I'm trying to figure out how can I add attribute id=ID_<number> to all tags in html snippet and remove another attributes.
For example:
<div class="...">...</div>
to:
<div id="DIV_1">...</div>
The DIV is a tag name in uppercase and _1 means ordering. So if this <div> would be a second tag, it would have DIV_2 id. The ordering is in DFS meaning so if the <div id="DIV_2">..</div> has some child like <div id="DIV_2"><ul class=".." style="..">...</ul></div>, the ul tag would have id: UL_3.
I tried to find all tags and then, remove their attributes and one by one add them their ID's.
re.findall(r'<([a-z][a-z0-9]*)\b[^>]*>',snippet)
This finds all tags.
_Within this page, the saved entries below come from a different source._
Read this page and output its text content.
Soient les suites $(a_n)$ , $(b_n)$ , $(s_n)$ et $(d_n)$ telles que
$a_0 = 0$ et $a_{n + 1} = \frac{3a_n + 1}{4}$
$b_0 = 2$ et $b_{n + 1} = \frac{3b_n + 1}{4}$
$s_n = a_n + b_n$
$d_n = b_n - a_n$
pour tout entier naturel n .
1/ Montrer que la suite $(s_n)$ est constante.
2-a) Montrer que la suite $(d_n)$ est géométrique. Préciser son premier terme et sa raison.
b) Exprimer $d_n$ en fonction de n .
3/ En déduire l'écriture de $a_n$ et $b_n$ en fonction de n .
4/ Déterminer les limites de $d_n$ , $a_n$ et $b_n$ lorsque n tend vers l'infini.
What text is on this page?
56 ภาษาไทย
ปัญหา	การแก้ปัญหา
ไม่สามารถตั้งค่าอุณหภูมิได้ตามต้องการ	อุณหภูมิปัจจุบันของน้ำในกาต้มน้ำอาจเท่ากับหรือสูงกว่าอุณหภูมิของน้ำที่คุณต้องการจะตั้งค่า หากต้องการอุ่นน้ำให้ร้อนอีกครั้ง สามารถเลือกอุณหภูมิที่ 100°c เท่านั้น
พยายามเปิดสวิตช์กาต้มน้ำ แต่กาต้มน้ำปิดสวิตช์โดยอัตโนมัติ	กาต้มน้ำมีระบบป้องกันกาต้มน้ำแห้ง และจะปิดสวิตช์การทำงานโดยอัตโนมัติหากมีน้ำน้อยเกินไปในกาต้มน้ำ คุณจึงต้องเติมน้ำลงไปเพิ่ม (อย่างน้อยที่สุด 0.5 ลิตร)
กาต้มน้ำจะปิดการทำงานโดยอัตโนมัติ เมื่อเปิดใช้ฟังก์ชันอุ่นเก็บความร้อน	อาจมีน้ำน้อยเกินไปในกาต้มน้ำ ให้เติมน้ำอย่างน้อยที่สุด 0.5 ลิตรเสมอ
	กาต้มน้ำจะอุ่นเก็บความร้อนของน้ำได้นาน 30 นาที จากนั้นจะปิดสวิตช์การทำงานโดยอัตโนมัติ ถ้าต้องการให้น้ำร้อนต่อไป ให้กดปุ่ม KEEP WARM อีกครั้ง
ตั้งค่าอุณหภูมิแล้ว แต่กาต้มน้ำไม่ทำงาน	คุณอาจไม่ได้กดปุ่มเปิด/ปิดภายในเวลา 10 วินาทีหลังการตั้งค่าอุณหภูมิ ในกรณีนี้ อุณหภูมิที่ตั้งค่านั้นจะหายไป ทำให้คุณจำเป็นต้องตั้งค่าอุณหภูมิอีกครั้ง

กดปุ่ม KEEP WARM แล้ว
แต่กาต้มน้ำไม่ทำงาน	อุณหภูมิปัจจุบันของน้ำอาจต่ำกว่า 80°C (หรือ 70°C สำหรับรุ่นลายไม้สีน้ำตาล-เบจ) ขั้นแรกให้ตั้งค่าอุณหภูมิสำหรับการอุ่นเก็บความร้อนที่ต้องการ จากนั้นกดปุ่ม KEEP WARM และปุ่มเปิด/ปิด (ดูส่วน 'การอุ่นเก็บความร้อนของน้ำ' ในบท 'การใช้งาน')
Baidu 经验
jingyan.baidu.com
My idea is like:
for i,tag in enumerate(tags):
remove_all_attributes_from_tag
get name of the tag and add set attribute "{}_{}".format(tag_name.upper,i)
But can't figure out how to continue.
The snippet:
<div id="wtab" class="pd_cont" style="display: table;"><div class="pd_colmn"><h4>Display</h4><span>5.20-inch</span></div><div class="pd_colmn"><h4>Processor</h4><span>2GHz octa-core</span></div><div class="pd_colmn"><h4>Front Camera</h4><span>8-megapixel</span></div><div class="pd_colmn"><h4>Resolution</h4><span>1080x1920 pixels</span></div><div class="pd_colmn"><h4>RAM</h4><span>3GB</span></div><div class="pd_colmn"><h4>OS</h4><span>Android 6.0</span></div><div class="pd_colmn"><h4>Storage</h4><span>32GB</span></div><div class="pd_colmn"><h4>Rear Camera</h4><span>16-megapixel</span></div><div class="pd_colmn"><h4>Battery Capacity</h4><span>2650mAh</span></div></div>